Then, the struggle moves from a personal, lonely battle to a public spectacle. The outpouring of cards, notes, calls, emails, and gifts is overwhelming and humbling. The prayer commitments are huge, and people love on you almost to the point of suffocation. I mean this in the nicest way. We needed that. I needed to know that many many many people "had my back", so to speak. I needed to know that I had an army of support. I needed, and the Lord provided. This is always the case.
Then, the newness wears off. The shock becomes common and the sting seems to dull. This is when the real battle begins for the endurers. And, this is our current phase. We have entered the stage in which this is simply our life. It's not what we would've chosen, but it's what we have. And, I am confident that it is God's very best for us. This is the point that really matters. Of course I could handle the initial stuff with grace. Who couldn't with so much support? But, this is where the rubber meets the road. This is where we find what I'm made of. It's the long-suffering that counts.
So, can I petition you to pray specifically once again?
- Pray that I will suffer well for the cause of Christ.

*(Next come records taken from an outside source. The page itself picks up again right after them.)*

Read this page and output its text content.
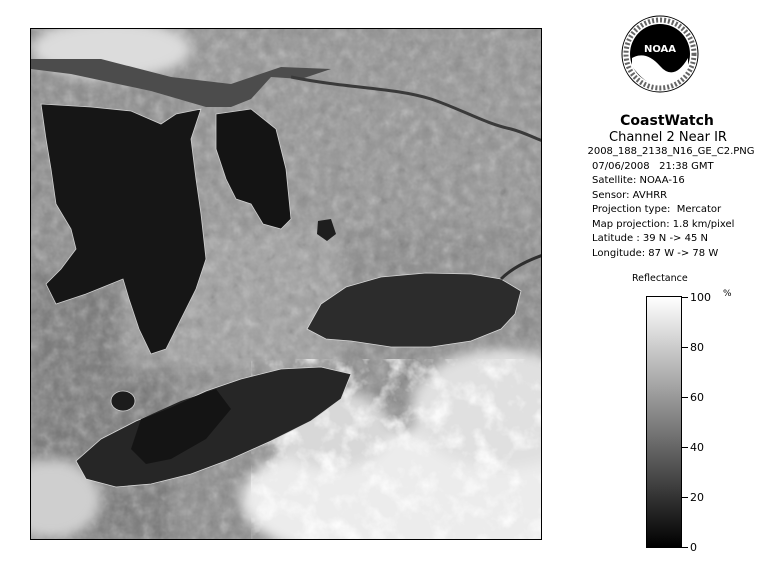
NOAA
CoastWatch
Channel 2 Near IR
2008_188_2138_N16_GE_C2.PNG
07/06/2008   21:38 GMT
Satellite: NOAA-16
Sensor: AVHRR
Projection type:  Mercator
Map projection: 1.8 km/pixel
Latitude : 39 N -> 45 N
Longitude: 87 W -> 78 W
Reflectance
%
100
80
60
40
20
0
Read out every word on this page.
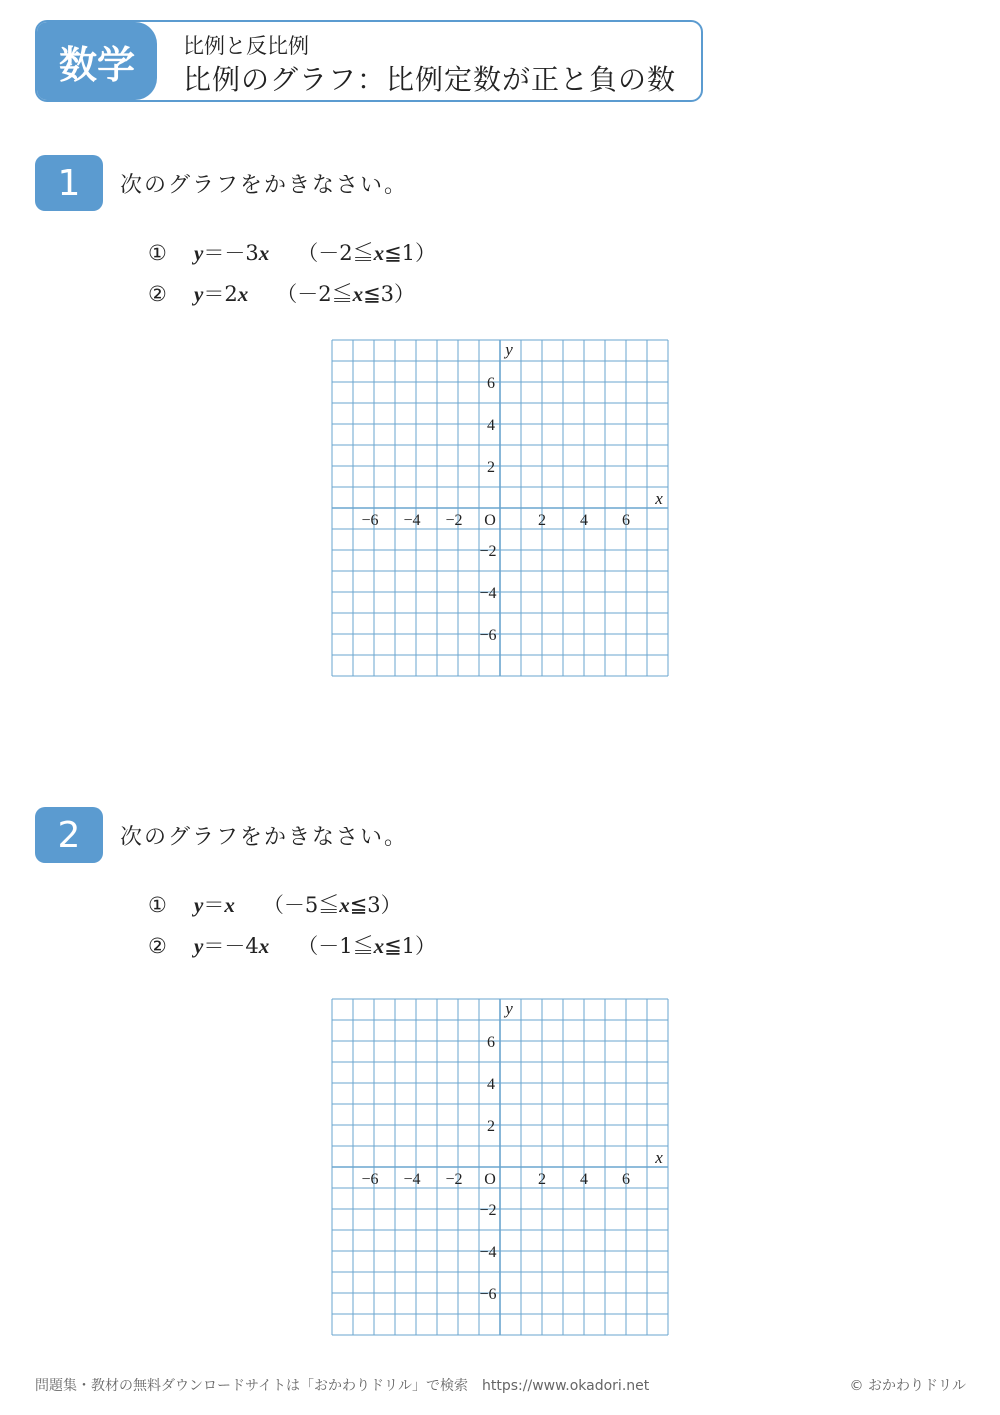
数学	比例と反比例
比例のグラフ：比例定数が正と負の数
1	次のグラフをかきなさい。
① y＝－3x （－2≦x≦1）
② y＝2x （－2≦x≦3）
O
x
y
−6 −4 −2	2 4 6
6
4
2
−2
−4
−6
2	次のグラフをかきなさい。
① y＝x （－5≦x≦3）
② y＝－4x （－1≦x≦1）
O
x
y
−6 −4 −2	2 4 6
6
4
2
−2
−4
−6
問題集・教材の無料ダウンロードサイトは「おかわりドリル」で検索　https://www.okadori.net	© おかわりドリル
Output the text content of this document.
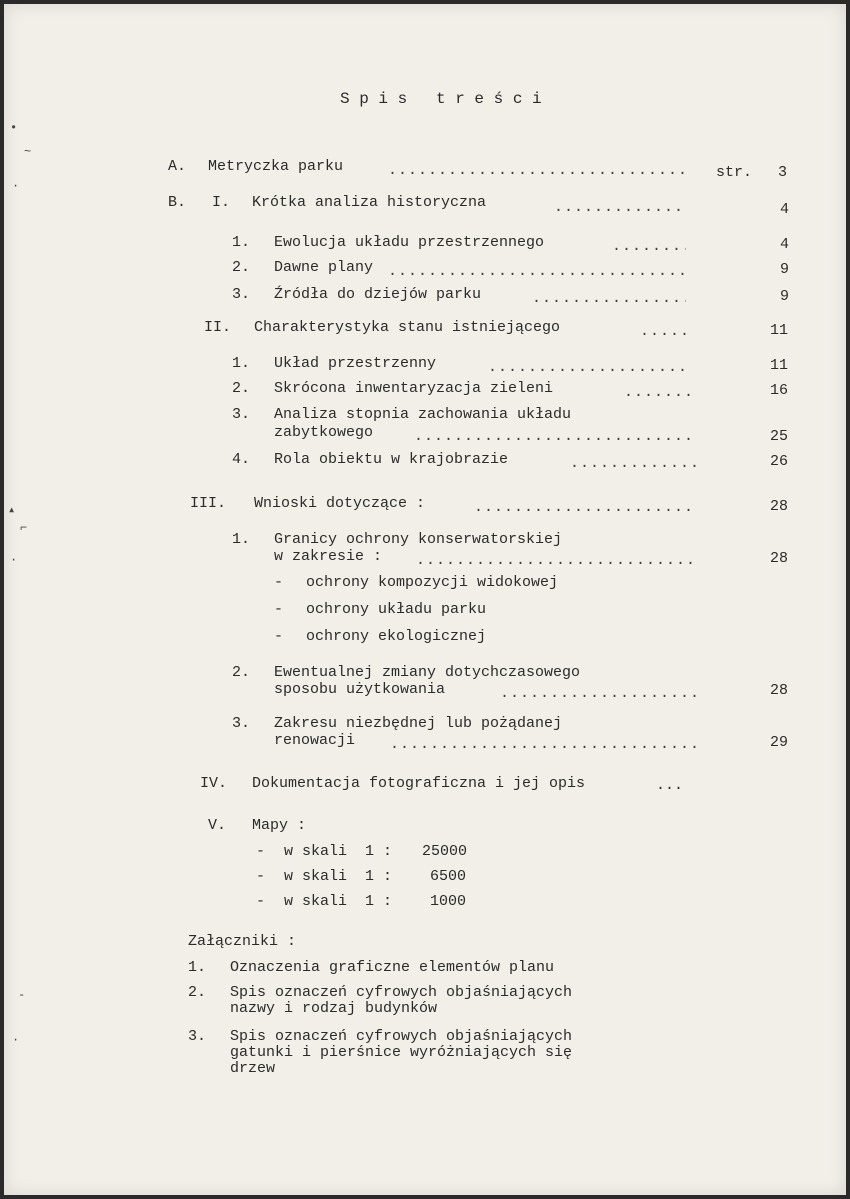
•
~
·
▴
⌐
·
-
·
S p i s   t r e ś c i
A. Metryczka parku .....	str. 3
B. I. Krótka analiza historyczna .....	4
1. Ewolucja układu przestrzennego .....	4
2. Dawne plany .....	9
3. Źródła do dziejów parku .....	9
II. Charakterystyka stanu istniejącego .....	11
1. Układ przestrzenny .....	11
2. Skrócona inwentaryzacja zieleni .....	16
3. Analiza stopnia zachowania układu
zabytkowego .....	25
4. Rola obiektu w krajobrazie .....	26
III. Wnioski dotyczące : .....	28
1. Granicy ochrony konserwatorskiej
w zakresie : .....	28
- ochrony kompozycji widokowej
- ochrony układu parku
- ochrony ekologicznej
2. Ewentualnej zmiany dotychczasowego
sposobu użytkowania .....	28
3. Zakresu niezbędnej lub pożądanej
renowacji .....	29
IV. Dokumentacja fotograficzna i jej opis	...
V. Mapy :
- w skali  1 : 25000
- w skali  1 :	6500
- w skali  1 :	1000
Załączniki :
1. Oznaczenia graficzne elementów planu
2. Spis oznaczeń cyfrowych objaśniających
nazwy i rodzaj budynków
3. Spis oznaczeń cyfrowych objaśniających
gatunki i pierśnice wyróżniających się
drzew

Pray that even in the quiet moments of solitude that I will exemplify Christ. Pray that when the hovering of support dies down, that I would praise Him even more. It's all about the Lord.
- This sounds petty, but pray for my sleep. Y'all, my hormones are a roller coaster, and I can't seem to maintain a constant temperature to save my life! During the day, I am continually dealing with hot flashes, and at night I am waking up almost every hour with night sweats. Perhaps this is over sharing, but I'm exhausted!
- Pray for safe travel and a wonderfully informative and helpful doctor's appointment on Tuesday. I am headed back to the doctor who is working with me on nutrition and immunity building. Pray for his wisdom, understanding, and God's perfection in his guidance of me.
Please know that we are doing great. In fact, I was greatly encouraged today as I stood in line at the health food store. I had a heap of organic, whole foods. The lady behind me said, "Wow! I should eat like you. Do you always eat like that?" I just briefly told her my plan and the reasons behind it. She said, "I would NEVER have guessed that YOU have cancer. Not in a million years." To me, these kind words encouraged me to press on with all of this. It is a lot of work, a ton of money, and a commitment of time. But, if it's working, I'm game! I feel as though the Lord has enlightened me, and shown me a way of His health. And, I'm committed to it. Well, we're committed to it. Brian is gladly eating all of the crazy concoctions that I put in front of him. What a sport!